L'identité nationale enfouie sous la vulgarité
L’idée de réfléchir à la relation des citoyens français à l’histoire et à l’identité de leur pays ne me semble pas absurde et encore moins scandaleuse. Disons même que ce débat a été esquivé alors que l’histoire bouleversait les conditions d’exercice de la souveraineté nationale.
Les critères qui définissaient une nation souveraine au début du vingtième siècle ne s’appliquent plus à la France, ni à aucun autre pays européen. Nous pouvions, dans ces conditions, rêver d’un grand débat national, où l’on aurait vu, par exemple, les citoyens et leurs représentants réfléchir à l’avenir de notre conception républicaine de la souveraineté populaire au sein de l’Union Européenne. L’identité de la France n’est plus celle d’un pays enserré dans ses propres frontières, contraint d’assurer sa défense face à un voisin agressif.
Or, au bout de plus d’un demi-siècle de construction européenne et vingt ans après la réunification du Vieux Continent, Nicolas Sarkozy nous lance dans un débat qui, faisant fi des nouvelles conditions d’exercice de la souveraineté, se focalise sur l’intégration des populations les plus récentes. Comme si la question de l’identité nationale se résumait au face à face de deux catégories de Français, les anciens et ceux que l’on appelle, fort étrangement, les jeunes issus de l’immigration ! Comme si le problème de l’identité renouvelée de la France n’était pas celui de tout le peuple souverain, confronté au partage européen de sa souveraineté. Le débat aurait une autre allure s’il s’agissait de définir la nation en Europe, à l’heure de la mondialisation !
En vérité nous sommes réduits à ce face à face malsain, parce que la droite n’a eu de cesse de réduire les fondements d’une identité nationale, républicaine et laïque, au profit d’un paternalisme condescendant. Nicolas Sarkozy, avant de lancer ce simulacre de débat sur l’identité nationale, était allé jusqu’à proposer de modifier le préambule de la Constitution pour rendre possible la discrimination dite positive. Autrement dit, il entendait traiter une partie des Français selon leurs supposées différences, en décrétant avec arrogance que nos principes égalitaires ont vécu et en imputant à l’école publique les échecs de l’intégration. L’égalité, principe français fondé par l’immigré suisse Rousseau, est, pour lui, une idée obsolète. Sarkozy ne peut mener une politique d’intégration à la culture républicaine qui n’est pas la sienne.
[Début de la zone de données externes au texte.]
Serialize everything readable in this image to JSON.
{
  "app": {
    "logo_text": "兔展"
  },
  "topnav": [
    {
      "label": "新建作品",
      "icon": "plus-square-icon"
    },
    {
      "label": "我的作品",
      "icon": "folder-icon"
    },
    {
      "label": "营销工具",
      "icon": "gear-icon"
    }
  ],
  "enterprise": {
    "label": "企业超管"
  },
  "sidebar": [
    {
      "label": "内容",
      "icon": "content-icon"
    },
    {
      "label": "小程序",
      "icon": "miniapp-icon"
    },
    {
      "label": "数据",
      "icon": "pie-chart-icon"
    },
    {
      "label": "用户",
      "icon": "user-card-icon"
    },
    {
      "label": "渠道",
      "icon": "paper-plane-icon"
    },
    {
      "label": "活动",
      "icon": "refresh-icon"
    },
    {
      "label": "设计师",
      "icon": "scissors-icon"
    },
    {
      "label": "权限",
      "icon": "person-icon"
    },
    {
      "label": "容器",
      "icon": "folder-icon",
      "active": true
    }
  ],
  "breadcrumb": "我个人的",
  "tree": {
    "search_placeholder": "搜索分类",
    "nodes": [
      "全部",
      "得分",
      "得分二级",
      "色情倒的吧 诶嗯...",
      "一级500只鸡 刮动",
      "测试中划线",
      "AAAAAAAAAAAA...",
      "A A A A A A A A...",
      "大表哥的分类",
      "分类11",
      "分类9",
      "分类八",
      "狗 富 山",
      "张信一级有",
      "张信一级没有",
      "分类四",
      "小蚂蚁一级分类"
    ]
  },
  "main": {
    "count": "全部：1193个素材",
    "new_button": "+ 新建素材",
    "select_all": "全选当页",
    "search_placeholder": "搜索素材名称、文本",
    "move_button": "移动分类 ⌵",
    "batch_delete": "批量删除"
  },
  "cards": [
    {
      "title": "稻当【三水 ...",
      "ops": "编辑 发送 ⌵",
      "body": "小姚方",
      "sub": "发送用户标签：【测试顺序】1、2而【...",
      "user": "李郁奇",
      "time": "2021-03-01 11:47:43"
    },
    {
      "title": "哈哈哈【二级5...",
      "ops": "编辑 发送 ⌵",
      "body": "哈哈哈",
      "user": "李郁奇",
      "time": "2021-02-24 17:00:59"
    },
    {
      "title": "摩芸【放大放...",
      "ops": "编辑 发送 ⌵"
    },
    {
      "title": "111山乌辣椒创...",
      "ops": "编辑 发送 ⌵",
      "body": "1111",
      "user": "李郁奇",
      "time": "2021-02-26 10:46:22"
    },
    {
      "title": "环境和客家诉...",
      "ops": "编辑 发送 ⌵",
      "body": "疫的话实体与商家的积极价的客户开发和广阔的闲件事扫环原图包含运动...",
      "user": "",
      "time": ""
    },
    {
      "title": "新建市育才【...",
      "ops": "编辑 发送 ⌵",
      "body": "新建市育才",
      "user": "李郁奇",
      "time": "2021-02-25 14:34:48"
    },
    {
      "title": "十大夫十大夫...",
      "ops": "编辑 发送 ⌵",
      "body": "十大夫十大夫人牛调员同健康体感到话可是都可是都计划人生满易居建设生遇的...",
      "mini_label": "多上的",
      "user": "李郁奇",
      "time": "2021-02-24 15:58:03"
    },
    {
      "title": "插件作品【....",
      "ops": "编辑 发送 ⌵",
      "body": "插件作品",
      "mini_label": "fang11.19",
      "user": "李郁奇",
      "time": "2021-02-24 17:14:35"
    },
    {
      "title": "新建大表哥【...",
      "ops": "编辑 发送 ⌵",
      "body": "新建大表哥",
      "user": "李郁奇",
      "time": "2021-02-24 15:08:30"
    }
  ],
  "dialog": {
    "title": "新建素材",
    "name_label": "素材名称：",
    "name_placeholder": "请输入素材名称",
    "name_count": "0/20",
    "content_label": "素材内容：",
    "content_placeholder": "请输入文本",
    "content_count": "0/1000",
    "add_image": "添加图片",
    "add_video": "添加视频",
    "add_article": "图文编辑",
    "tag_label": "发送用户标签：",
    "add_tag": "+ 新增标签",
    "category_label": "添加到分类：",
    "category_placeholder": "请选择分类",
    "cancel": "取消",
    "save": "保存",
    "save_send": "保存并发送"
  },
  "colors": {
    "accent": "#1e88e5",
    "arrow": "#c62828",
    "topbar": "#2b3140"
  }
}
Il passe donc d’une valorisation paternaliste et coloniale des bons enfants de l’immigration à la diabolisation des mauvais, ceux qui portent la casquette à l’envers, selon l’expression d’une secrétaire d’Etat. Le grand débat annoncé ne pouvait avoir lieu. Il s’est enfoncé dans la vulgarité la plus sinistre sur fond de manœuvre électorale. La question de la nation et de ses composants demeure. Pour la gauche, il serait pour le moins suicidaire de l’esquiver en prétextant l’effet repoussoir du faux débat de Nicolas Sarkozy.